Friday, April 10, 2015


When I was about 13, my mother took my brother and sister and I on a several-day excursion to Plymouth, Massachusetts, and Cape Cod. This was very nice; we seldom got to go on overnight vacations. My mom knew that the history and natural history angles of the trip would appeal to me, her bookish kid, and that it would be good exposure for my younger siblings as well. None of the Disney / Six Flags crap that kids today are spoiled on! (Our day trips were mainly to historic houses and museums in New Jersey, such as the Thomas Edison lab in West Orange. We also liked zoos a lot.)

One highlight of the Massachusetts trip that I vividly recall was a visit to the Cape Cod Museum of Natural History, which has interesting nature trails as well as indoor exhibits. In the museum gift shop, I became fascinated by a hardcover book by Raymond H. Ramsay called No Longer on the Map, about places, mainly islands, that used to be mapped but were ultimately removed -- usually because they didn't in fact exist (or had been confused with places that did). Ever thoughtful, my mom noted my interest and bought the book when I wasn't looking. She saved it for a Christmas present for me that year, which I was completely delighted by. She was always doing stuff like that. I know I was lucky!
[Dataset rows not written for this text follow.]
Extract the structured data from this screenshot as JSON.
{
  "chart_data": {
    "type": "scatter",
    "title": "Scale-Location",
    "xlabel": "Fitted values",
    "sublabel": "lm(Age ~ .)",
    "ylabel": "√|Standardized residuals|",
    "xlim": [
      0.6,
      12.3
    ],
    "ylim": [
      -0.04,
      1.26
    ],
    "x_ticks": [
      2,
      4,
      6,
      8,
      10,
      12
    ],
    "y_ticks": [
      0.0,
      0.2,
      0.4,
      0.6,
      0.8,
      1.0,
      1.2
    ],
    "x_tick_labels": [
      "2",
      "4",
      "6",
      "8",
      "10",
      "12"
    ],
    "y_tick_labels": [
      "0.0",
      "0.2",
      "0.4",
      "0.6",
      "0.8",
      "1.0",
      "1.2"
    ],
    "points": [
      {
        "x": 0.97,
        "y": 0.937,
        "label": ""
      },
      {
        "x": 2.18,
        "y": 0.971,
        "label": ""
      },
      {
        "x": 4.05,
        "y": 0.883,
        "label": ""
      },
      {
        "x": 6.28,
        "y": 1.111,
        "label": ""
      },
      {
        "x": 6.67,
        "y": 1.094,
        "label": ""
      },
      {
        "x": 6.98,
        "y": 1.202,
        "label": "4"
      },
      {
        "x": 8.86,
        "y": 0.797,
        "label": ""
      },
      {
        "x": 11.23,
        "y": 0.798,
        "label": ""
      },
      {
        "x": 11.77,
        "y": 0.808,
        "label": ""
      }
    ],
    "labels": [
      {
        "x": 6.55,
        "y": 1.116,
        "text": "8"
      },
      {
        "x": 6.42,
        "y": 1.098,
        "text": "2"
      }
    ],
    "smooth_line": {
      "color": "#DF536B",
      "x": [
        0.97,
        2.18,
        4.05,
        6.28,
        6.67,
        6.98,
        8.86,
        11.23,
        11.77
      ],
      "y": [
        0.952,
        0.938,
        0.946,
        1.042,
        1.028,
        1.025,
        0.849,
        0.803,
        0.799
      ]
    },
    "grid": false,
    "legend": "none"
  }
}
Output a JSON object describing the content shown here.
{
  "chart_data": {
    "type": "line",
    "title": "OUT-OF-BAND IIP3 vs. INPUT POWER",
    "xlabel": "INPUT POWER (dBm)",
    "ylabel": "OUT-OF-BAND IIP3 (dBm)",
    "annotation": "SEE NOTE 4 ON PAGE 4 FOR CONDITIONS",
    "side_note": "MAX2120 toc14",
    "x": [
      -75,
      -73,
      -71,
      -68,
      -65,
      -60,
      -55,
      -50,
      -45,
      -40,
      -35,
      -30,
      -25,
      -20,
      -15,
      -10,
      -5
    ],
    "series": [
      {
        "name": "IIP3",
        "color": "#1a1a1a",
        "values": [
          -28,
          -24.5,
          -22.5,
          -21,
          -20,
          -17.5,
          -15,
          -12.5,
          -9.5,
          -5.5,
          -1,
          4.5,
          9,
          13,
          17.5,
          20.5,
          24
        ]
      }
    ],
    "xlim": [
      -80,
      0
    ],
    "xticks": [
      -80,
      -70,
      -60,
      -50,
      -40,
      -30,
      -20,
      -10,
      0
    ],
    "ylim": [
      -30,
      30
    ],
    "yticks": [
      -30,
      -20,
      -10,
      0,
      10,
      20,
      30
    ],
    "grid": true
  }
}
The word for being smitten by islands is "islomania," and from that time on, I had that condition. I haven't spent as much time on islands as I would like, not by a long shot, but I have always enjoyed reading about them. Many years later I discovered another book similar in theme to Ramsay's, Lost Islands by Henry Stommel. Naturally, I devoured it. Both Ramsay and Stommel refer to a North Atlantic islet called Rockall, almost 200 miles west of the Scottish islands of St. Kilda. Very close by to the 70-foot-high Rockall are the much tinier Helen's Reef (almost always just beneath the waterline) and Hasselwood Rock ("just visible above sea level in calm conditions"). There was a picture of Rockall in Ramsay's book that made me want to know more about this remote, desolate bit of land. A more modern color shot is atop this post.

Since British enthusiasts can always be counted on to pay close attention to minutiae -- it is a persistent national charm -- it is not entirely surprising that there is a whole book on the subject of Rockall, published by James Fisher in 1956. It's almost as obscure a book as Rockall is an island, but I managed to locate a copy through interlibrary loan a few years ago, and I thoroughly enjoyed it. This insignificant-seeming rock actually has quite a history. Sovereignty over it has been a point of dispute between the United Kingdom and Ireland. About 20 people are known to have landed on Rockall (which is not easy to do). One stayed for 40 days (Tom McClean in 1985) and another for 45 (Nick Hancock in 2013, falling short of his goal of 60 days).